Che c’entrano i Coprofago con i Meshuggah? Semplice, sono i loro diretti eredi, peccato che abbiano preso la loro eredità prima che i Meshuggah fossero morti il che vuol dire che i nostri amici svedesi si vedono battuti sul loro terreno di gioco da dei tizi che probabilmente all’epoca di “Destroy, Erase, Improve” credevano ancora a Babbo Natale. Da dopo “Chaosphere”, il gruppo di Thomas Haake ha percorso una curva discendente che li ha portati al fiasco di “Catch 33” (che tra l’altro è un segreto tributo agli Hypocrisy). Ma continuiamo coi nostri Coprofago; in poche parole questi cinque ragazzi cileni, notando che nessuno aveva mai avuto il fegato di riprendere i Meshuggah, hanno pensato bene di farlo loro badando a recuperare il loro periodo migliore. Forti di una preparazione tecnica imbattibile e avendo completamente campo libero dopo il “restyling” dei loro Mentori, i nostri esordiscono con il solo sufficiente “Images Of Despair” per poi stupire il mondo intero con “Genesis” e confermandosi (ma non ripetendosi) con “Unhortodox Creative Criteria”.

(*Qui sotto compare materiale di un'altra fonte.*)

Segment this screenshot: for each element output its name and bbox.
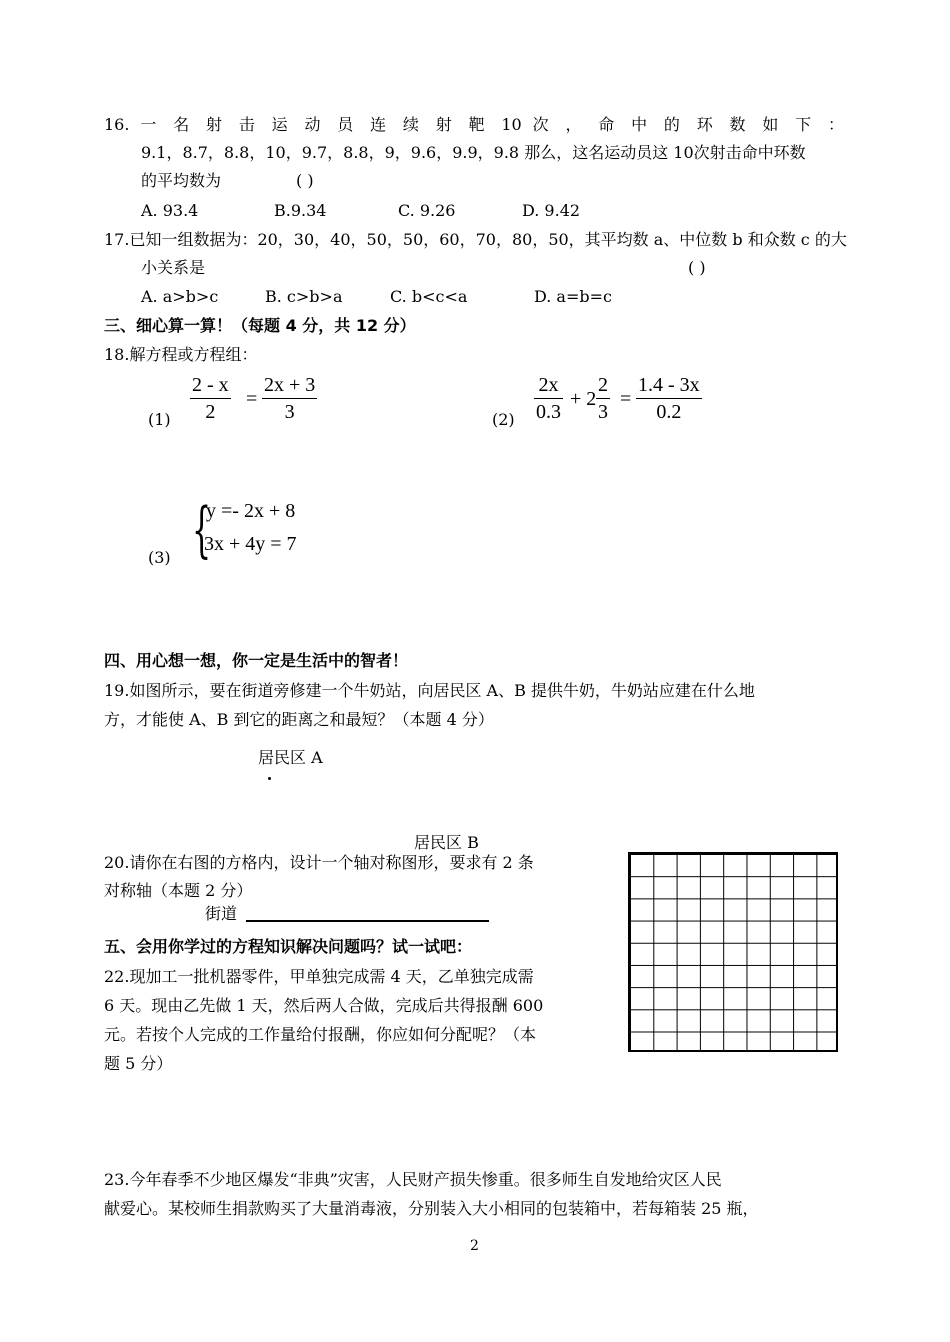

La ricetta cambia leggermente rispetto al passato; ci sono più tastiere, sempre soffuse e rigorosamente con funzione marginale, e la componente Jazz-Fusion diventa più importante tanto che quasi la metà delle canzoni tralasciano completamente il metal per concentrarsi su quest’altro genere. E fidatevi, qui ce n’è abbastanza da fare impallidire i grandi dell’uno quanto quelli dell’altro. L’altra parte delle canzoni è comunque in pieno Meshuggah Style: il riffing, nettamente bipartito, si compone di una chitarra strettamente ritmica (e con questo termine intendo quello che spiegavo sopra) ed un’altra che segue linee completamente diverse. In ogni canzone i ritmi sono quindi tre; quello della batteria, assolutamente schizoide e rigorosamente in tempi dispari, quello di una chitarra e del basso e infine quello dell’altra chitarra, generalmente più vicina ad una forma di melodia. Il riffing è fortemente influenzato dalla scuola Thrash, Death e oserei dire anche Mathcore mentre le ritmiche sono decisamente atipiche e si rifanno più direttamente al Jazz, pur dotandolo della violenza di quelle metal.

La voce è praticamente indistinguibile da quella del cantante dei Meshuggah, una via di mezzo tra un growling pulito è il non pulito grido di un tifoso del Palermo. Splendide le linee di basso, in certi momenti viene perfino da dubitare che sia un basso elettrico e viene il dubbio che si tratti di un contrabbasso. Tuttavia, rispetto ai loro padrini svedesi, i Coprofago sono infinitamente più aerei, rarefatti, tranquillizzanti e distesi; poche atmosfere da incubo e quelle poche smorzate da canzoni o più semplicemente da passaggi più rasserenanti. Non si rinuncia per questo alla riflessione, al contrario sempre stimolata dalle composizioni dei nostri. Tracce come “The Inborn Mechanics”, “Hostile Silent Raptures” e “Isolated Trough Multiplicy” non lasciano dubbi sul valore di questo complesso.

Grandissime capacità, grandissima classe; “Unhortodox Creative Criteria” non è solo per metallari, è per tutti quelli che amano la buona musica.